# İç ve Dış Tehditler > Kürtler Türktür: Elenges Aniti ve Alp Urungu bunun Belgesi >  İskenderun Deniz Össü saldırısının failleri yakalandı

## bozok

*İskenderun Deniz üssü'ne saldıranlar yakalandı*

 

*İskenderun'daki Deniz üs Komutanlığı'na ve Osmaniye'de askeri lojmanlara saldıran terör örgütü üyeleri İstanbul'da yakalandı*

İstanbul Emniyet Müdürlüğü Terörle Mücadele şube Müdürlüğü ile İstihbarat şube Müdürlüğü'nün ortak yürüttüğü çalışmada, aralarında İskenderun'daki Deniz üs Komutanlığı'na saldırı ile Osmaniye'de askeri lojmanlarda bir subay eşinin şehit edilmesi olaylarına karıştıkları belirtilen 3 kişinin adliyeye sevkedildiği belirtildi.

İstanbul Emniyet Müdürlüğü'nden yapılan yazılı açıklamada İstanbul polisinin bir süredir bölücü terör örgütüne yönelik çalışma yürüttüğü ve bu çalışmalar neticesinde 17 Eylül 2010 tarihinde 9 şüphelinin gözaltına alındığı belirtildi.

şahısların, bölücü terör örgütünün yurt dışındaki kamplarında bomba eğitimi aldıkları ve kırsal alandaki örgüt mensupları ile irtibatlı oldukları tespit edildi.
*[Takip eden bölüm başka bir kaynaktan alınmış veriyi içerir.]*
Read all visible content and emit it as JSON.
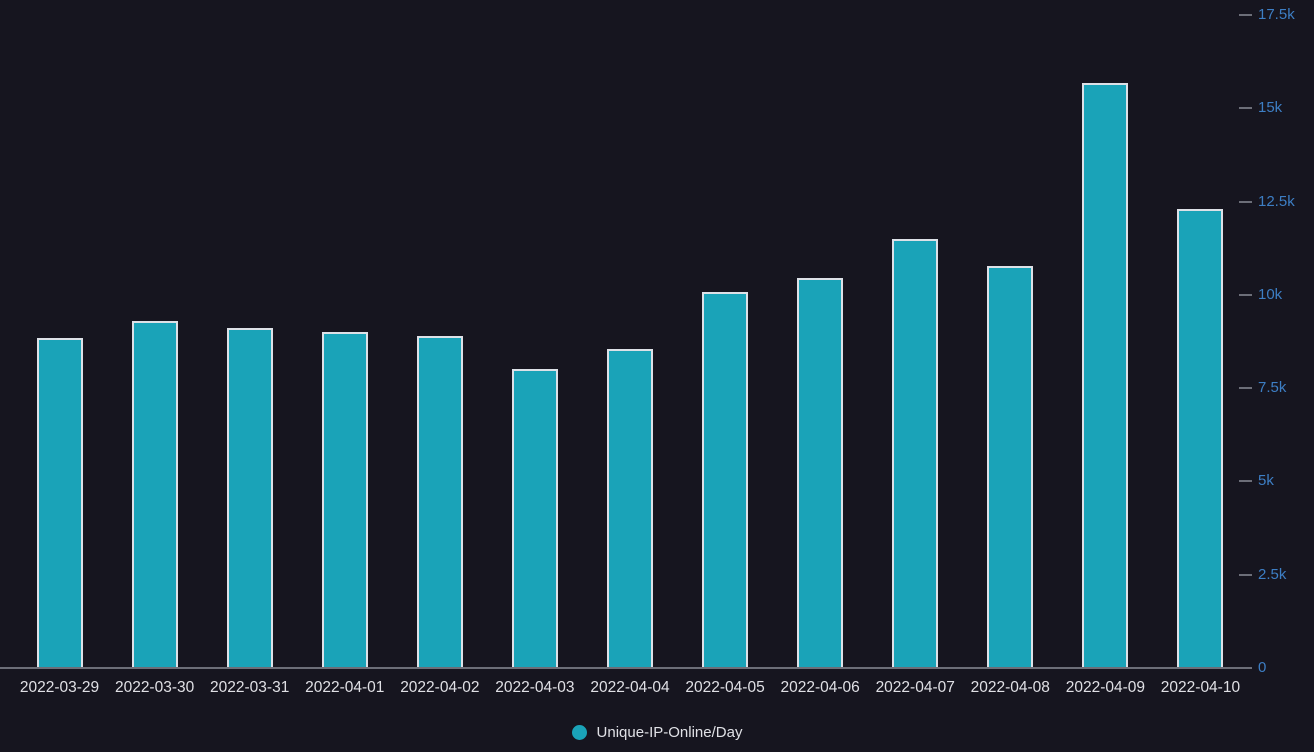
{
  "chart_data": {
    "type": "bar",
    "title": "",
    "categories": [
      "2022-03-29",
      "2022-03-30",
      "2022-03-31",
      "2022-04-01",
      "2022-04-02",
      "2022-04-03",
      "2022-04-04",
      "2022-04-05",
      "2022-04-06",
      "2022-04-07",
      "2022-04-08",
      "2022-04-09",
      "2022-04-10"
    ],
    "series": [
      {
        "name": "Unique-IP-Online/Day",
        "values": [
          8850,
          9300,
          9100,
          9000,
          8900,
          8000,
          8550,
          10080,
          10460,
          11500,
          10780,
          15680,
          12300
        ]
      }
    ],
    "xlabel": "",
    "ylabel": "",
    "ylim": [
      0,
      17500
    ],
    "y_ticks": [
      {
        "value": 0,
        "label": "0"
      },
      {
        "value": 2500,
        "label": "2.5k"
      },
      {
        "value": 5000,
        "label": "5k"
      },
      {
        "value": 7500,
        "label": "7.5k"
      },
      {
        "value": 10000,
        "label": "10k"
      },
      {
        "value": 12500,
        "label": "12.5k"
      },
      {
        "value": 15000,
        "label": "15k"
      },
      {
        "value": 17500,
        "label": "17.5k"
      }
    ],
    "grid": false,
    "legend_position": "bottom-center"
  },
  "legend": {
    "label": "Unique-IP-Online/Day"
  },
  "colors": {
    "background": "#16151F",
    "bar_fill": "#1AA3B8",
    "bar_border": "#DDE1E7",
    "y_axis_label": "#3D7EC4",
    "x_axis_label": "#E0E0E5",
    "axis_line": "#6C6E78",
    "legend_text": "#E0E1E6"
  }
}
Operasyonda yakalanan bir kişinin sansasyonel eylem için hazırlık yaptığı, diğer 8 kişinin ise yardım ve yataklıktan dolayı gözaltına alındığı belirtildi.

Emniyette ilk ifadeleri alınan şüphelilerden 6'sı serbest bırakıldı. Diğer 3 şüpheli ise sorgularının tamamlanmasının ardından Beşiktaş'taki İstanbul Adliyesi'ne sevk edildi.
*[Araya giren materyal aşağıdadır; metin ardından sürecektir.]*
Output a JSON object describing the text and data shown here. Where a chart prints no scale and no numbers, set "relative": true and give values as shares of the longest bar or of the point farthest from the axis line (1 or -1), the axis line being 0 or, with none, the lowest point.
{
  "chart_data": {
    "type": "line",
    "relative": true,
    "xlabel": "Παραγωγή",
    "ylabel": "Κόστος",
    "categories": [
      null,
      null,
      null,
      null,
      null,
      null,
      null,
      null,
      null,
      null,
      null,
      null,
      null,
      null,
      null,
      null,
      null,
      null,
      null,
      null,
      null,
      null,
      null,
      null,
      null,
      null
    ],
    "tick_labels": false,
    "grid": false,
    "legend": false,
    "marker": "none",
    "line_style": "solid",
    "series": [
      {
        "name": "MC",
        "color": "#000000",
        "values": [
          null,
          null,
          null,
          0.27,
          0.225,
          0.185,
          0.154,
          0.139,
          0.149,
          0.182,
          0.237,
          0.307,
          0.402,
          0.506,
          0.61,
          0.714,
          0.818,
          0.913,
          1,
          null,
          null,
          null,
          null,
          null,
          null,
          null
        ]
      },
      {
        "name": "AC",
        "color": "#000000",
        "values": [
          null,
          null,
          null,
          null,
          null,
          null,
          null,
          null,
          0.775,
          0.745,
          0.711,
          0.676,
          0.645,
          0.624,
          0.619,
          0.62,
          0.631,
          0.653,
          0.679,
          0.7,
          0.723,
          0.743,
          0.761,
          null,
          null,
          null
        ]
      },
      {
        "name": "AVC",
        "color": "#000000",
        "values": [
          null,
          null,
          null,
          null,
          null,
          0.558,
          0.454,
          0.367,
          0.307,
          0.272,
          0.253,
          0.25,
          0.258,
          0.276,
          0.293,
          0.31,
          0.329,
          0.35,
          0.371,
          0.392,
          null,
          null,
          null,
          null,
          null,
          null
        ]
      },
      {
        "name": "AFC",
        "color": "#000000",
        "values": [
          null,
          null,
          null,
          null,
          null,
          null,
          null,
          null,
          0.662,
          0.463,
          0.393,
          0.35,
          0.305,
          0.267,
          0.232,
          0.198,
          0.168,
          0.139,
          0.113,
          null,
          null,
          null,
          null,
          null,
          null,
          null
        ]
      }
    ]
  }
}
Yapılan yazılı açıklamada aydınlatılan eylemler de şu şekilde açıklandı:

"29 Mayıs 2010 tarihinde Hatay bölgesindeki bir maden ocağının basılarak bir özel güvenlik görevlisinin şehit edilmesi, birinin de yaralanması, 31 Mayıs 2010 tarihinde İskenderun Deniz İkmal Komutanlığı askeri birliğine roketatarlı saldırı ile 7 askerin şehit edilmesi ile 6 askerin yaralanması,

10 Haziran 2010 tarihinde Osmaniye'de jandarma komando karakoluna roketatarlı saldırı sonucu bir subay eşinin şehit edilmesi,

9 Ağustos 2010 tarihinde Antalya'da bir motosiklete bomba konularak 2"si yabancı uyruklu 3 kişinin yaralanması.
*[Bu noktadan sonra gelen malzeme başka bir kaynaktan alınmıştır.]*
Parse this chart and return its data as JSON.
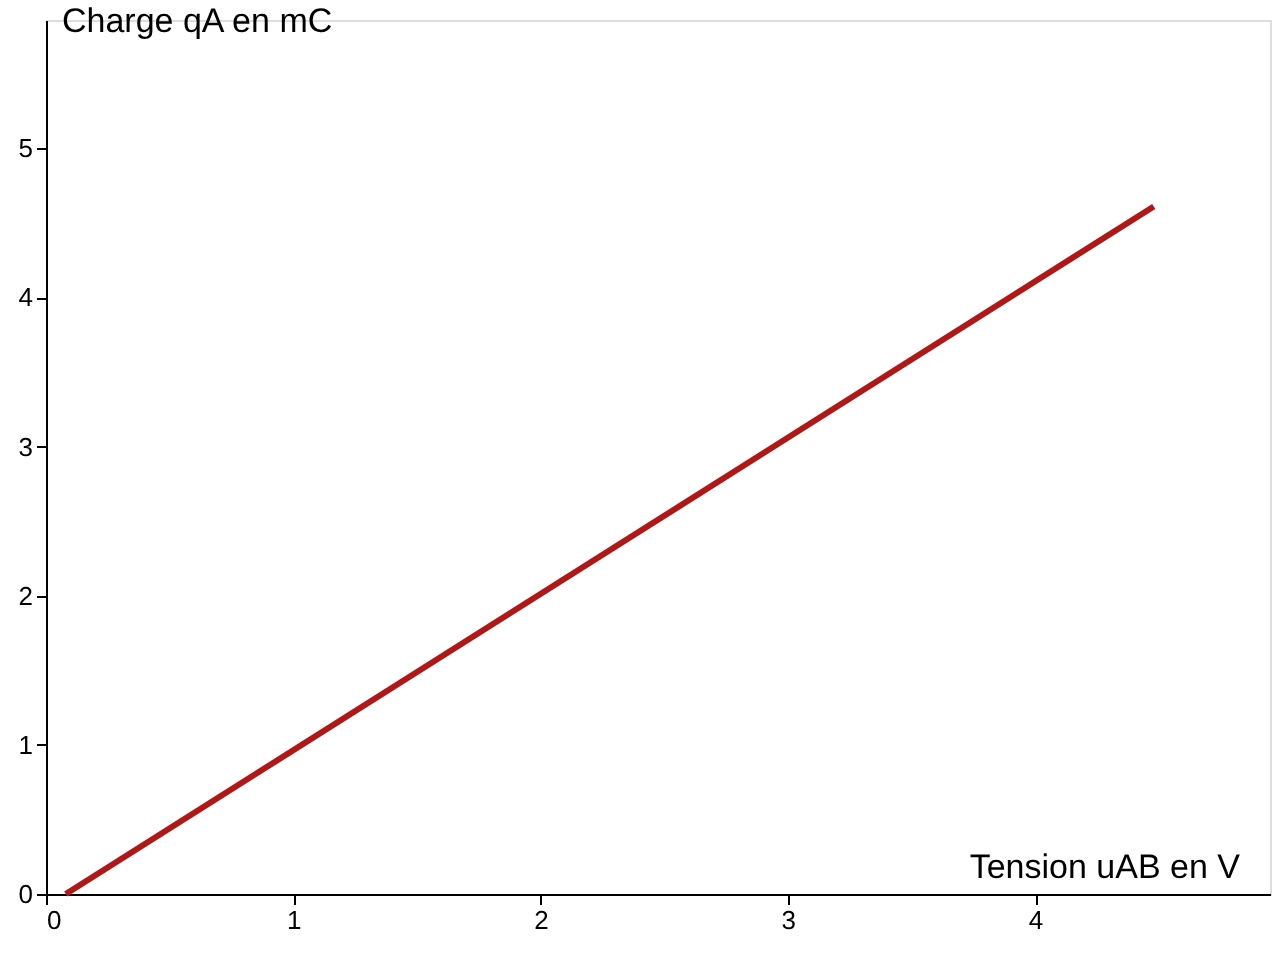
{
  "chart_data": {
    "type": "line",
    "xlabel": "Tension uAB en V",
    "ylabel": "Charge qA en mC",
    "series": [
      {
        "color": "#b01818",
        "x": [
          0.08,
          4.48
        ],
        "values": [
          0,
          4.61
        ]
      }
    ],
    "xlim": [
      0,
      4.95
    ],
    "ylim": [
      0,
      5.86
    ],
    "xticks": [
      0,
      1,
      2,
      3,
      4
    ],
    "yticks": [
      0,
      1,
      2,
      3,
      4,
      5
    ],
    "grid": false,
    "marker": "none",
    "line_style": "solid"
  }
}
Açıklamada, gözaltına alınan şüphelilerin, Türk Silahlı Kuvvetleri, emniyet teşkilatı, kamu kurum ve kuruluşları ile hükümet konakları, turistik tesisler ve ekonomik hedeflere yönelik sansasyonel eylem hazırlıklarının belirlendiği de kaydedildi.

*CİHAN*

21 Eylül 2010 Salı, 12:01:18 / *HaberTürk*

----------


## bozok

*Kod adı Zerdeşt!*

**

*İstanbul Emniyeti, İskenderun ve Osmaniye bombacısının yakalandığını açıkladı* 

*Savaş AKIN - Zeynep YİğİT / VATAN İSTİHBARAT* 

7 askerin şehit edildiği İskenderun Deniz İkmal Komutanlığı saldırısını gerçekleştiren PKK bombacısı olduğu iddia edilen Abuzer Doymaz, İstanbul Polisi’nin operasyonuyla yakalandı. Osmaniye’de üsteğmen eşi Pınar Akdağ’ın öldürüldüğü baskına da katıldığı ileri sürülen bombacının yeni eylem hazırlığı yaptığı belirlendi.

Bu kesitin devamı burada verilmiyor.